If you’re in search of some different pumpkin loaves, here are a few that I have made and loved as well:

Pumpkin Spice Bread with Cream Cheese Frosting from The Vanilla Bean Baking Blog
Vegan Chocolate Chip Pumpkin Bread from Jessica in the Kitchen
Pumpkin Tahini Loaf from A Cozy Kitchen
The Best Pumpkin Bread from Camille Styles
Gluten Free Pumpkin Bread from Broma Bakery

Happy baking!

10 comments
  1. 1
    Fritz | October 13, 2020 at 7:17 am

    Great article! Thank you very much.

    Reply
  2. 2
    Judy O'Donnell | October 14, 2020 at 9:27 am

    Try the pumpkin bread in the book Pacific Natural by Jenni Kayne. It is gluten free and uses coconut sugar for all of the sugar so it is less sweet. It has cinnamon and sugar sprinkled on top to give a little crunch. Spices are good also. It is my new go to pumpkin bread. Because some gluten free breads tend to get gooey in the middle, I baked it in three smaller loaves. No goo.

    Reply
  3. 3
    Virginia | October 14, 2020 at 10:02 am

    Thank you for posting this review of pumpkin breads. I have been looking for a good recipe and have tried a few that have fell short. So, I anxiously went to the NYT recipe you linked in your article and unfortunately, I am not able to get the recipe because I am not a subscriber to NYT. Ugh!!!

    Reply
    • Elaine | October 26, 2020 at 9:42 am

      Same here. No subscription – no recipe

      Reply
  4. 4
    Janet Lewis | October 14, 2020 at 12:19 pm

    Like you, I love pumpkin bread. And, I’d like to try your #1 winner from The NY Times, but it doesn’t seem to be accessible unless I subscribe to their cooking account.
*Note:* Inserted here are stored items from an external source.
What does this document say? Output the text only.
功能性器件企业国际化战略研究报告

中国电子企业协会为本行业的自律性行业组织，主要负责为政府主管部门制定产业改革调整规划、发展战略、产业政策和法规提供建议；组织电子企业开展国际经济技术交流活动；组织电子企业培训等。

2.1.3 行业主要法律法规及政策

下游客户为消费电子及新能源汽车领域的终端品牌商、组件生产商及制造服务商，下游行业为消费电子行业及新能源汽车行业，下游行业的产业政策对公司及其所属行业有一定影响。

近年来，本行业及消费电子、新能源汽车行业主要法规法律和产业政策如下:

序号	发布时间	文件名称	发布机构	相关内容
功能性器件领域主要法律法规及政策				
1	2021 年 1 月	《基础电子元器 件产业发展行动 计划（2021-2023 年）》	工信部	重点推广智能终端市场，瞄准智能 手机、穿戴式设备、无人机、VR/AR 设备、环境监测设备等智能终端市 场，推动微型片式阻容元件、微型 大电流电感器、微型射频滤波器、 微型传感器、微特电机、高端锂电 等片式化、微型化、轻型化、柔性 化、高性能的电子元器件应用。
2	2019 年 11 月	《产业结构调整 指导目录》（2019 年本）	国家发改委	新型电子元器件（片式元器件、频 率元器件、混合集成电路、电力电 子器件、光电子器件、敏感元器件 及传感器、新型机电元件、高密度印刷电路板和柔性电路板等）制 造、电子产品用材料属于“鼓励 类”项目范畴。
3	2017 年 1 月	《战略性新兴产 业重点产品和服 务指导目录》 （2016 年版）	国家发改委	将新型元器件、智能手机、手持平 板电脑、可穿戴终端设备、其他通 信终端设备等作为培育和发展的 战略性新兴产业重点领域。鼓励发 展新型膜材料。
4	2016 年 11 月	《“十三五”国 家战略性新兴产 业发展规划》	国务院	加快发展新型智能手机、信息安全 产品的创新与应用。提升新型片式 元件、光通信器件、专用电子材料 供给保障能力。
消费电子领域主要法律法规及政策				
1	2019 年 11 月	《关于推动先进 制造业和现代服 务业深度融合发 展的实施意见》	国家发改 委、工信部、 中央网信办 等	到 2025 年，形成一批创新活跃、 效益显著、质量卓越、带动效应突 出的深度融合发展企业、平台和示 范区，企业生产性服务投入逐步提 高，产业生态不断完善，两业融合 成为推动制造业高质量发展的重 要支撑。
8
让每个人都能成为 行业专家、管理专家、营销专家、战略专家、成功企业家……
    I have a digital subscription to their newspaper, but I don’t want to subscribe to cooking section.

    Many thanks!

    Reply
  5. 5
    Susan Thompson | October 14, 2020 at 4:19 pm

    It’s also an option to use fresh pumpkin!

    Reply
  6. 6
    Heather | October 17, 2020 at 1:13 pm

    Would you link the winning recipe please?
    There are several when you search “Pumpkin Bread” in the NYT.

    Reply
  7. 7
    Kassie | October 17, 2020 at 2:39 pm

    Wowowow! What a service! Thank you so much for the doing the work here. Looking forward to making that NYT bread asap!

    Reply
  8. 8
    Kim | November 12, 2020 at 4:32 am

    Would love the recipe for the NYT pumpkin bread. I was not able to find it on their site. Would you be able to email it to me? Thank you!